What explains the new and recent behaviour of women in their thirties? This is not an easy question to answer. An obvious point to be made is that, when births are delayed to older and older ages, many of the delayed births never occur. This is because the physiological capacity to reproduce falls away with increasing age but, even more, this occurs because women and their partners reach a stage where they consider that a child or an additional child will be too much of a disruption to their evolving, more settled lives (careers, incomes, lifestyles, relationships). In this situation, the family of three children or more starts to fall away in its frequency, and, in the past 40 years, third or subsequent births have maintained the Australian TFR at a relatively high level of around 1.8 to 2.0 births per woman. Furthermore, one and no child families become more common as first births are delayed by some women to very late ages.

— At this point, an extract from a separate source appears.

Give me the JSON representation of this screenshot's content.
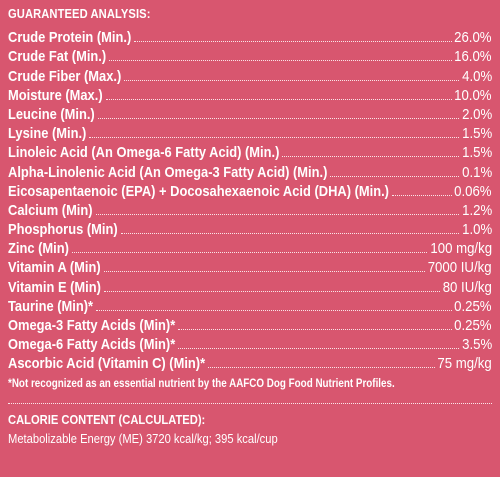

The use of artificial reproductive technologies (ART) can assist those who are eager to have a child but face physiological challenges but ART births constitute only about 5% of births in Australia and, as births are delayed to older and older ages, the technologies become less effective.

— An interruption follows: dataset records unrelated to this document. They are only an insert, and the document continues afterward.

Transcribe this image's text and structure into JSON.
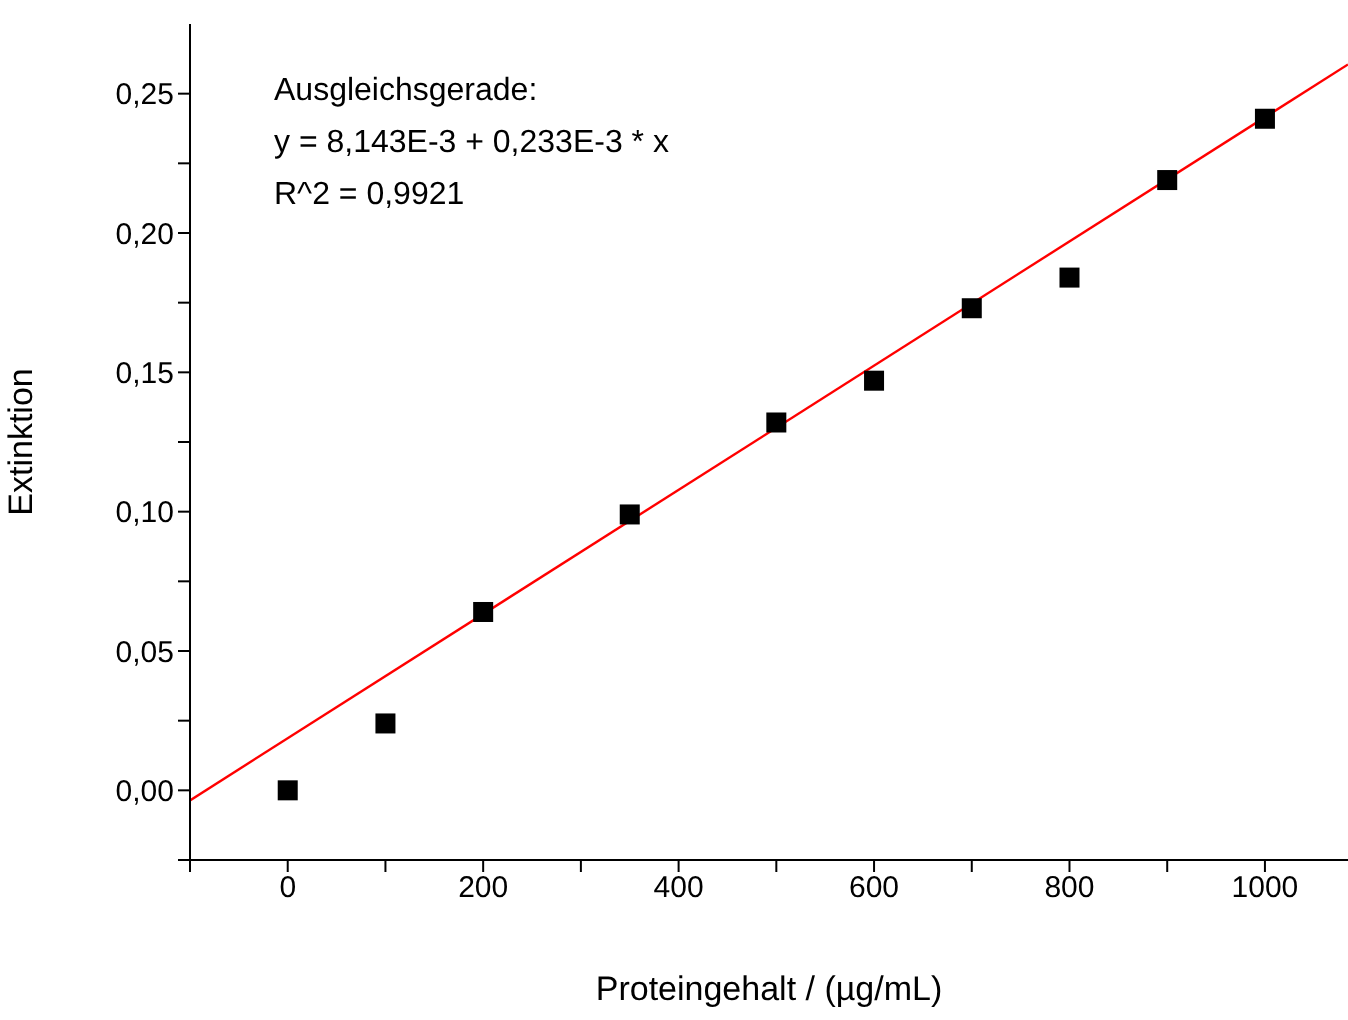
{
  "chart_data": {
    "type": "scatter",
    "xlabel": "Proteingehalt / (µg/mL)",
    "ylabel": "Extinktion",
    "annotations": [
      "Ausgleichsgerade:",
      "y = 8,143E-3 + 0,233E-3 * x",
      "R^2 = 0,9921"
    ],
    "x": [
      0,
      100,
      200,
      350,
      500,
      600,
      700,
      800,
      900,
      1000
    ],
    "series": [
      {
        "color": "#000000",
        "marker": "square",
        "values": [
          0.0,
          0.024,
          0.064,
          0.099,
          0.132,
          0.147,
          0.173,
          0.184,
          0.219,
          0.241
        ]
      },
      {
        "type": "line",
        "color": "#ff0000",
        "marker": "none",
        "line_style": "solid",
        "x": [
          -100,
          1085
        ],
        "values": [
          -0.0036,
          0.2605
        ]
      }
    ],
    "xlim": [
      -100,
      1085
    ],
    "ylim": [
      -0.025,
      0.275
    ],
    "xticks": [
      {
        "value": -100,
        "label": null
      },
      0,
      {
        "value": 100,
        "label": null
      },
      200,
      {
        "value": 300,
        "label": null
      },
      400,
      {
        "value": 500,
        "label": null
      },
      600,
      {
        "value": 700,
        "label": null
      },
      800,
      {
        "value": 900,
        "label": null
      },
      1000
    ],
    "yticks": [
      {
        "value": -0.025,
        "label": null
      },
      {
        "value": 0,
        "label": "0,00"
      },
      {
        "value": 0.025,
        "label": null
      },
      {
        "value": 0.05,
        "label": "0,05"
      },
      {
        "value": 0.075,
        "label": null
      },
      {
        "value": 0.1,
        "label": "0,10"
      },
      {
        "value": 0.125,
        "label": null
      },
      {
        "value": 0.15,
        "label": "0,15"
      },
      {
        "value": 0.175,
        "label": null
      },
      {
        "value": 0.2,
        "label": "0,20"
      },
      {
        "value": 0.225,
        "label": null
      },
      {
        "value": 0.25,
        "label": "0,25"
      }
    ],
    "grid": false,
    "legend": false
  }
}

For the 70–80%of women who have good or reasonable employment prospects, fertility is enhanced through policies that support the combination of work and family, particularly access to affordable childcare. While Australia introduced a government-funded paid parental leave system in 2011, international evidence suggests that such leave does not have much effect on the number of births that women have, although, in some situations like Sweden for example, changes in the parental leave system affected the timing of births. The employment participation of mothers does not remain static across time but there is a strong tendency for government support for the combination of work and family to remain static and thereby fall behind changing social behaviour. In Australia, for example, 59 percent of couple families with a child aged 0–4 years in 2019 had both parents employed compared with 48% in 2009. There are benefits, both social and political, in providing enhanced access to childcare.

For the 20–30% of women who do not have post-school qualifications and therefore poor employment prospects, the benefits received from government have fallen considerably since paid parental leave was introduced. From the perspective of the child, the Australian family benefits system is now extremely regressive with poorer children being in families that qualify for little support compared with two-income families that draw large benefits from the childcare and parental leave systems. This is because the larger government benefits related to children (paid parental leave and childcare subsidies) are now highly contingent upon workforce participation. There is still a baby bonus payment for non-working parents, but its value is very small now compared with the time that paid parental leave was introduced. And those not working are only entitled to a maximum of 20 hours per week of childcare support compared with 40 hours for a working parent. The FTB Part A Supplement designed for poorer families is now just $15 per week per child and is only obtainable after the end of the financial year. In the interests of equity for the children in these families, attention needs to be given to increases in FTB Part A and to longer hours of childcare for children in poorer families.